29.06.2016, 20:23 Uhr

Projekt Hagertal ist nun fix

Schäden gab es beim vergangenen Hochwasser auch im Hagertal (Bild: Brücke wurde weggerissen).
Grundeigentümer haben sich für die Einleitung eines Agrarverfahrens ausgessprochen.

KÖSSEN (jom). Die Hochwasserschutzmaßnahmen in Kössen (Baulos III) sind nun drei Jahre nach dem 100-jährigen Hochwasser so gut wie fertig. Lediglich die Sicherung des Klärwerkes und einige kleine Adaptierungsarbeiten sind noch ausständig. Inzwischen wurde viel diskutiert und abgewogen, ob das Kössener Ortsgebiet wirklich hochwassersicher ist. Eine Bürgerinitiative wurde gegründet, die erstmals das Hagertal schon forderte, Sepp Hechenbichler brachte beim letzten Forum sogar einen Staudamm ins Spiel (BB berichteten ausführlich).

Retention

Nun ist es fix, im Hagertal ist die Schaffung von Retensionsräumen geplant, die im Hochwasserfall gezielt geflutet werden (sogenannte „optimierte Retensionsräume“) erklärt DI Anton Fuchs, technischer Leiter des Zusammenlegungsverfahrens vom Land Abt. Bodenordnung. Es wurden zwei Varianten untersucht, wobei die Großachengenossenschaft auf Empfehlung der Abteilung Wasserwirtschaft die Variante 2 „Rückhalteräume südliches Hagertal“ den Vorzug gegeben hat. Laut Studie erstreckt sich das Projektgebiet über 250 Hektar, 185 Grundeigentümer sind dabei betroffen.

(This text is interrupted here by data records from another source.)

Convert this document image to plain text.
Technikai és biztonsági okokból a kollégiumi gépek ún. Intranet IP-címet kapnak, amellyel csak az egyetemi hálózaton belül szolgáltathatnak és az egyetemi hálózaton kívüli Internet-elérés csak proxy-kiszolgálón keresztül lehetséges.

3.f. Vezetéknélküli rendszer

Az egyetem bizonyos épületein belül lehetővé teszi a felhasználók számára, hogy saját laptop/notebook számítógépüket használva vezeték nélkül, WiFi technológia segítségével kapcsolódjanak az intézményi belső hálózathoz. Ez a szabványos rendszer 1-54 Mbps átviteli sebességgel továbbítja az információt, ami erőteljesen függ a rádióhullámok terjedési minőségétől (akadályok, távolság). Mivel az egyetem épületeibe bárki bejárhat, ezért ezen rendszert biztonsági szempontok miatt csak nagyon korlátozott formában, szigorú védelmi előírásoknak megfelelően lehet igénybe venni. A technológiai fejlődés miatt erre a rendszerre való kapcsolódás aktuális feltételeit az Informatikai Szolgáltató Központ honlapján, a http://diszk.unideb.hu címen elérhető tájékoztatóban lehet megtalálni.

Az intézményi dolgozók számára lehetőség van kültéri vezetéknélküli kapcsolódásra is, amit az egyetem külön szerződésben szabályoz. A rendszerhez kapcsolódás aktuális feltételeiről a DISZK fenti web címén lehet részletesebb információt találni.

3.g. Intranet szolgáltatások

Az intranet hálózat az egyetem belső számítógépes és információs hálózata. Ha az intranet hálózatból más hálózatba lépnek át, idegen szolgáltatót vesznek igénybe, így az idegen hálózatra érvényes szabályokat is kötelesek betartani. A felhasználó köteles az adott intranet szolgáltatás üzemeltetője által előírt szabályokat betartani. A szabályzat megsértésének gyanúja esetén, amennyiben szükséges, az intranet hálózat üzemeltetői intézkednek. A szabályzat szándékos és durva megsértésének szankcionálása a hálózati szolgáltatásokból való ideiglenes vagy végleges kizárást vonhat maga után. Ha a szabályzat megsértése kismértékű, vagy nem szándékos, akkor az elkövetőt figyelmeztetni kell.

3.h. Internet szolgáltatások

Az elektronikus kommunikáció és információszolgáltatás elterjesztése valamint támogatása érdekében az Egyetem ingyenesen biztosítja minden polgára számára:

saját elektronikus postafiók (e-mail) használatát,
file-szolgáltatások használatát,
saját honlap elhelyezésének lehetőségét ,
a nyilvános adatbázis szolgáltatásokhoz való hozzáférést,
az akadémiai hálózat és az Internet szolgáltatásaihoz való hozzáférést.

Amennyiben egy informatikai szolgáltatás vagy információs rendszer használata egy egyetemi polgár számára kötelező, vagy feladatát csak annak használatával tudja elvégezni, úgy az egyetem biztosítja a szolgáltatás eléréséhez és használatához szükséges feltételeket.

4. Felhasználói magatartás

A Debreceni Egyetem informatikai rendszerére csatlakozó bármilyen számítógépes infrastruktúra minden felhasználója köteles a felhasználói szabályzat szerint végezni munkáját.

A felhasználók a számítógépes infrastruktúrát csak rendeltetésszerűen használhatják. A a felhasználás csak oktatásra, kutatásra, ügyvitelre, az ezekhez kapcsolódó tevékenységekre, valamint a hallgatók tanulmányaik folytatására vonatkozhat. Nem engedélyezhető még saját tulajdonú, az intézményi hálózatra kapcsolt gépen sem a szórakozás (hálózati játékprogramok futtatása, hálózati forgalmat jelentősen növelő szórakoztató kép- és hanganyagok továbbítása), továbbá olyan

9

Im Herbst 2016 wird das Sachgebiet Schutzwasserwirtschaft den Auftrag für die Planung des generellen Retentionsprojekts an ein Planungsbüro vergeben. Parallel zu dieser Planung werden die notwendigen Erhebungsarbeiten für das Zusammenlegungsverfahren (Bodenbewertung, Vermessung, Bestandserhebungen) durchgeführt. Diese „Beweissicherung“ bildet eine wesentliche Grundlage für Wiederherstellungsmaßnahmen nach allfälligen Flutungen.
Nach Fertigstellung des Detailprojekts kann dieses von der Großachengenossenschaft bei der Agrarbehörde zur Genehmigung (wasserrechtlich, naturschutzrechtlich, usw.) eingereicht werden.
Grundeigentümer, deren Grundstücke in optimierten Retentionsräumen liegen, werden für die Wertminderung der Grundstücke eine Entschädigung erhalten. Die Grundeigentümer müssen im Überflutungsfall schadlos gehalten werden. Die Höhe dieser Entschädigung kann derzeit noch nicht beziffert werden, sie wird erst nach Vorliegen des Detailprojekts im Zuge des Genehmigungsverfahrens detailliert geregelt, so Fuchs.

Zeitlich ungewiss

Eine zeitliche Prognose der Umsetzung des Retentionsprojekts ist derzeit nicht möglich, da dies auch von den finanziellen Möglichkeiten der Großachengenossenschaft abhängen wird. Die Erstellung des generellen Projekts wird jedoch voraussichtlich 1,5 Jahre dauern, darauf aufbauend ist dann noch ein Detailprojekt zu erstellen.
Die Kosten der Planung bzw. der Umsetzung können derzeit noch nicht beziffert werden, betont Fuchs.
Im März 2016 wurde von den Grundeigentümern der Zusammenlegungsausschuss mit dem Obmann Michael Brunschmid aus Kirchdorf gewählt, damit dieser die Interessen vertritt.
Im Mai 2016 wurden dann alle betroffenen Grundeigentümer (landwirtschaftliche und private) zu einer Grundlagenerhebung eingeladen und die spezifischen Besonderheiten eines jeden Grundstückes und die speziellen Anliegen der Grundeigentümer erfasst und dokumentiert. "Diese Erkenntnisse werden vom Ausschuss in der nächsten Sitzung besprochen und entsprechende Vorgaben für die Planung der Retentionsmaßnahmen verfasst (Fluchtmöglichkeit für Weidetiere bei einer Flutung, Sicherung von Brunnen...")", erklärt Brunschmid.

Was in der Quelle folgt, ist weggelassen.